Perjalanan Menyadari dan Mempertahankan Kesehatan Mental
Cara-cara untuk tetap waras melewati badai kehidupan
The Triggering Event
Ini ceritanya di pertengahan bulan Oktober 2023. Gw lagi di apartemen di Riyadh, Saudi Arabia. Udah 2 bulan gw disini untuk bangun bisnis, posisinya jauh dari keluarga. Empat hari ke belakang ini, rasanya hari itu beraaat banget. Stres. Jujur, even gw belum pernah ngerasa kayak gini sebelumnya. Cukup lama sampe akhirnya gw sadar akar masalah dari fenomena ini. Finally, gw sadar kalau ini gara-gara gw udah lama gak dapet physical touch dari keluarga gw. Yup, super spesifik physical touch. Kalau teleponan curhat itu udah tiap hari ya dilakuin. Tapi pelukan dari keluarga itu yang bikin bener-bener ngerasa ‘ada yang hilang’. Yang bikin lebih parah, karena ada drama yang bikin gw marah [(yang ternyata hal itu came up naturally ke gw). Nanti gw ceritain di akhir.]
Akibatnya, hari-hari itu dilalui dengan badan berasa ‘gak functional’. Mikir gak bisa, kerja gak bisa. Rasanya cuma pengen hari itu cepet berlalu aja. Ini yang triggering gw untuk retrospektif. Lho, apa ya yang salah? Apa yang gw belum tahu tentang diri gw?
Akhirnya gw came up dengan topik bahasan ‘mental health’. Di tulisan ini kita bakal bahas tentang masalah pada ‘gembar gembor publik tentang mental health’ yang berseliweran di sosmed, tentang mental adversity, love languages, dan lain-lain. Tujuannya apa? Bayangin aja gini:
Sehancur apapun hari kita, kalau kita bisa menjaga faktor-faktor pendukung ‘mental health’ kita, kita bakal siap untuk terus maju, whatever it takes.
Sounds good? Let’s gooo!
Permasalahan Terms ‘Mental Health’ di Masyarakat
Gw punya pendapat bahwa kita perlu dudukkan permasalahan kategori ‘mental health’ yang berseliweran di sosial media. Biasanya apa sih yang kita denger? Gw sering denger tuh pembela ‘mental health’ untuk nyuruh kita resign karena pertemanan kantor yang toxic (misalnya). “Wah perusahaannya gak mendukung mental health”, ceunah. Atau; kerjaan kantor / bisnis dengan target yang gak masuk akal, sehingga bikin kerja terlalu keras dan gak mendukung mental health. Atau; jam kantor yang panjang, jadi gak bisa work-life balance untuk main-main di luar kantor.

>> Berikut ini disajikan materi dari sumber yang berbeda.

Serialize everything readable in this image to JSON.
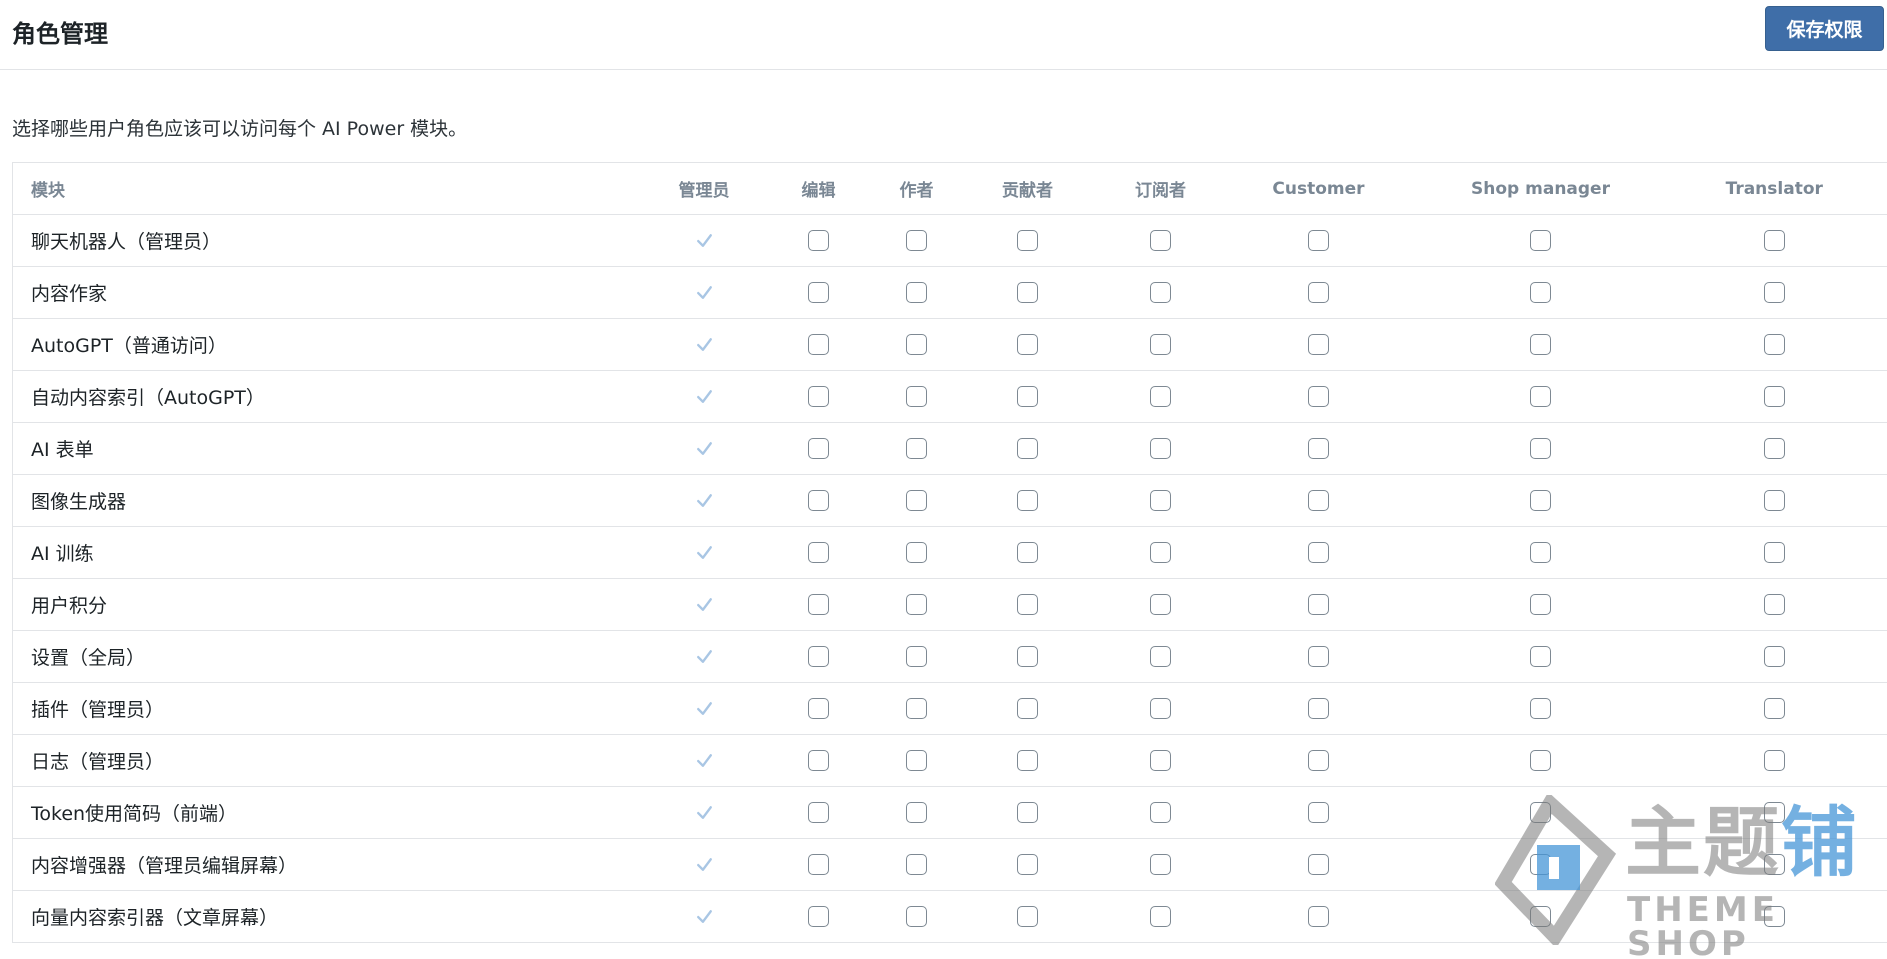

Debat ini jujur akan cukup panjang, tapi highlight nya dulu adalah:
Kadang orang-orang menormalisasikan pemakaian istilah mental health, yang sebenernya adalah sebuah absensi dari sikap ‘grit’ atau ‘mental adversity’.
Dengan kata lain, kita bisa bilang sama orang itu: “coy, itu bukan lingkungan lo yang salah, tapi lo-nya aja yang kurang kuat mental”. Sambil dihentak dikit orangnya boleh tuh biar dia sadar. Hehe.
Belajar dari Mark Manson
Baru minggu lalu gw nonton “The Subtle Art of Not Giving a F*ck”. Jujur boring banget sih filmnya. Gw juga gak rekomen buat nonton filmnya sebenernya. Itu diangkat dari bukunya dia sendiri, si Mark Manson. Untung aja hal yang gw cari muncul tuh di bagian akhir filmnya. Poin pertama yang gw dapet adalah:
Kita biasa ikut pusing untuk ngurusin hal-hal yang terjadi di sekitar kita. Padahal seringkali kita gak perlu pusing ngurusin hal itu.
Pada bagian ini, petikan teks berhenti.